Research Data - Broadly refers to the inputs or outputs required to evaluate, reproduce, or built upon the analyses or conclusions of a given research project. Throughout a research workflow, data may be categorized as “raw”, “intermediate”, or “final” products.

Research Workflow - The series of programmatic steps or practical ‘ways of doing things’ as data is collected, processed, and analyzed. Basically, where the research results came from.

Study Protocol - A formal document that describes every aspect of a research project, including motivations, SOPs, data management, and planned statistical analyses.

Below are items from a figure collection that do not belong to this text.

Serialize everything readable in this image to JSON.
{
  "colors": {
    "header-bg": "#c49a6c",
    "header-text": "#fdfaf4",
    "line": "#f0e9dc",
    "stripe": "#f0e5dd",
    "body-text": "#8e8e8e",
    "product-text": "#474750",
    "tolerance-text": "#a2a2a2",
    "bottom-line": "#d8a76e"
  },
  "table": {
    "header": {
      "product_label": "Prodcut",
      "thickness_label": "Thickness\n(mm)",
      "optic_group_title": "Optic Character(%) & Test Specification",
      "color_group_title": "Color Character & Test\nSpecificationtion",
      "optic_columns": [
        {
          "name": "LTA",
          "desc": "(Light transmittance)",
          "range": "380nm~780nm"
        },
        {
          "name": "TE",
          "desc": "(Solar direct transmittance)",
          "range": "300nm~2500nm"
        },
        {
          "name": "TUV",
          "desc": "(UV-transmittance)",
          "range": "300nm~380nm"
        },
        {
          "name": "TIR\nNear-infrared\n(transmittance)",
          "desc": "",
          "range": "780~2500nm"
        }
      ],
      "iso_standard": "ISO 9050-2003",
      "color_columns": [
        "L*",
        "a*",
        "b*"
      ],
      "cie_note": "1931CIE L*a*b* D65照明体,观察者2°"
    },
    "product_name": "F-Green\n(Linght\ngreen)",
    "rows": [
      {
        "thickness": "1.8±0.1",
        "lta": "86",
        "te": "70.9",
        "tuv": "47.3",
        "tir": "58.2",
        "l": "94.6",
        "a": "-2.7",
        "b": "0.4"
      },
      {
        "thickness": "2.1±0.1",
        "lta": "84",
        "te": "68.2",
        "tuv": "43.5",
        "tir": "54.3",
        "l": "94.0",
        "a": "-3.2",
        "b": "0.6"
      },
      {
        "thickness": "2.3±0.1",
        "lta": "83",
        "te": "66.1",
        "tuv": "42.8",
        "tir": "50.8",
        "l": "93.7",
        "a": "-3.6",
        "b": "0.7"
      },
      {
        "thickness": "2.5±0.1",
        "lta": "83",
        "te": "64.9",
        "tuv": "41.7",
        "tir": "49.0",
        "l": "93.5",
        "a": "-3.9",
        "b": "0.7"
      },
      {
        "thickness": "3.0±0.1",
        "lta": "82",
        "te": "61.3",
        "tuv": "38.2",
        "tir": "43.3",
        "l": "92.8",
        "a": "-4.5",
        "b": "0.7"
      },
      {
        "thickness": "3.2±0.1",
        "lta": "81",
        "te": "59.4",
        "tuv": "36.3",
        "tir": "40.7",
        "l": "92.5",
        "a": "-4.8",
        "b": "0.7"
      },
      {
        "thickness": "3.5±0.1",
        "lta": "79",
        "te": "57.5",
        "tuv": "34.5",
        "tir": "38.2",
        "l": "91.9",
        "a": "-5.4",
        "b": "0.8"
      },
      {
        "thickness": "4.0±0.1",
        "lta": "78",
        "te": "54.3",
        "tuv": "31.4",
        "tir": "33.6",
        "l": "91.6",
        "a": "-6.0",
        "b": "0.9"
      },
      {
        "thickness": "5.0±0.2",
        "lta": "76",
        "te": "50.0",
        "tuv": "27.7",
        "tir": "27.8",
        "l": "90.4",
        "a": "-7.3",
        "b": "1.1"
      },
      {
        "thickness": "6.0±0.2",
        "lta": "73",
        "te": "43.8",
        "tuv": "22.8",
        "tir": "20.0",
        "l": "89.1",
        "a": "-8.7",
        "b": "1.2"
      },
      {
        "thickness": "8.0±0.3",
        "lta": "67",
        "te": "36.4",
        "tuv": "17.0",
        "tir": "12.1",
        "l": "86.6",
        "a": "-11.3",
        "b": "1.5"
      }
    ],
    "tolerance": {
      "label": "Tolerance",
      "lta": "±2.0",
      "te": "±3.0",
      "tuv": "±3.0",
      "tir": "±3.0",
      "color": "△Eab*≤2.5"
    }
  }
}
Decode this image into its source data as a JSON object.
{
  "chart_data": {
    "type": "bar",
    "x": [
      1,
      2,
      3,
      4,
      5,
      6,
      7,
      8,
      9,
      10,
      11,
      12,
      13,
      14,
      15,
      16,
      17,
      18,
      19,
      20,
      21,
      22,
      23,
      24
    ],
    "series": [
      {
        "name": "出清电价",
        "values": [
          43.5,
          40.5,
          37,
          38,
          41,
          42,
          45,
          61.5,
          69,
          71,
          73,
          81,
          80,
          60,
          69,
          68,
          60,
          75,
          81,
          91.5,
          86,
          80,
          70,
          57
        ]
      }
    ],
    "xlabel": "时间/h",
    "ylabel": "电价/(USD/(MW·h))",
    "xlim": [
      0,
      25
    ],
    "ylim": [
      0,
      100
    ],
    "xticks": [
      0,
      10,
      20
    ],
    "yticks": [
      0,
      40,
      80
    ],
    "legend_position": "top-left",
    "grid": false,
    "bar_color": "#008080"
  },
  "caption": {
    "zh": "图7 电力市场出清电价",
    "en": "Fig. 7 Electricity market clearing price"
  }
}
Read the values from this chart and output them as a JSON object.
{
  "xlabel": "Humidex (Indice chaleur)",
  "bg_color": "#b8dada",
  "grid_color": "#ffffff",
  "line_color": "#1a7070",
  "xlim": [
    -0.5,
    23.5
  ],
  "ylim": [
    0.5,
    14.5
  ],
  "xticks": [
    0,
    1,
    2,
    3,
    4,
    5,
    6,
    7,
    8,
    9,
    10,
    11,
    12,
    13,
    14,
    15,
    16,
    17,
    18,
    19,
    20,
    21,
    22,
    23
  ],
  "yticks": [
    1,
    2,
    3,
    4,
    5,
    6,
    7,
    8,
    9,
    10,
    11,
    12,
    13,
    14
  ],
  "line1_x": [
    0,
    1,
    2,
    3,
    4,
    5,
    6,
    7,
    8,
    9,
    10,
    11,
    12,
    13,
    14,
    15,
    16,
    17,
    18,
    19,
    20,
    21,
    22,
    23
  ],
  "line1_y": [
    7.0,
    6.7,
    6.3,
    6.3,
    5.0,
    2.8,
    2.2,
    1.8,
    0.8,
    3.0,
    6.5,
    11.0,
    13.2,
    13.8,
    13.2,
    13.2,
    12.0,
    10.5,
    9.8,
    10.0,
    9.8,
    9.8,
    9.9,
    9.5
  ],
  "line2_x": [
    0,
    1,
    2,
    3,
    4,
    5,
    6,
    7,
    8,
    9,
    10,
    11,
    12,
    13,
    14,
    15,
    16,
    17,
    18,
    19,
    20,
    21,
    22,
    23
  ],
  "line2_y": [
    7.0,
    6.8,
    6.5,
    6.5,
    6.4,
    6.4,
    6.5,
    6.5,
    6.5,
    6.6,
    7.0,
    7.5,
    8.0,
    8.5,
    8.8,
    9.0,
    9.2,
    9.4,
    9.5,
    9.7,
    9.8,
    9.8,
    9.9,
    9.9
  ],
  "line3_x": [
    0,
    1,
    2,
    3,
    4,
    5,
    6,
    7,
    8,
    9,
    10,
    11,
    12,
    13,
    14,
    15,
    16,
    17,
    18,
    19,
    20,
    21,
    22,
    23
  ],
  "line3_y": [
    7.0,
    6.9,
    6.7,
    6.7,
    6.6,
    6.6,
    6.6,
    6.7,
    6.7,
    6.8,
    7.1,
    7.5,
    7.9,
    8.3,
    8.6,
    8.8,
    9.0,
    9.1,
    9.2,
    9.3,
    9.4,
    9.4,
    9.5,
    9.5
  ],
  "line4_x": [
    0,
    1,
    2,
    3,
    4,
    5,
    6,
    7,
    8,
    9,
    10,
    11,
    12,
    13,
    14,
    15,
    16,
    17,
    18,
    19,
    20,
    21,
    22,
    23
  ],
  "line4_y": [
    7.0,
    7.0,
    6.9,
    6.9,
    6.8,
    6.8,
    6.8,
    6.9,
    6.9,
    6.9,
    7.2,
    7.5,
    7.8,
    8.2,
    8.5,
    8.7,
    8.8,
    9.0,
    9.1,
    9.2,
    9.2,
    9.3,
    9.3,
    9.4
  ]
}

Usability - In the context of data management and sharing, this refers to an ability to open, understand, make use of, and build upon a set of data. In the context of biomedical science, “re-use” encompasses a large number of potential activities, including using a dataset for education and training (of both human researchers and algorithms), testing new hypotheses (which can involve combining multiple extant datasets), and more.

Version Control - Systems that are responsible for managing changes in software and code, documents, and other sets of information. Can refer to tools like Git but also to more manual forms of keeping track of versions, such as using dates or version numbers in file names.

Working Data Storage Refers to the methods and media used to store data that is currently being actively worked on - data that is currently in the process of being transformed, analyzed, and evaluated. The goal of working data storage is immediate access and use.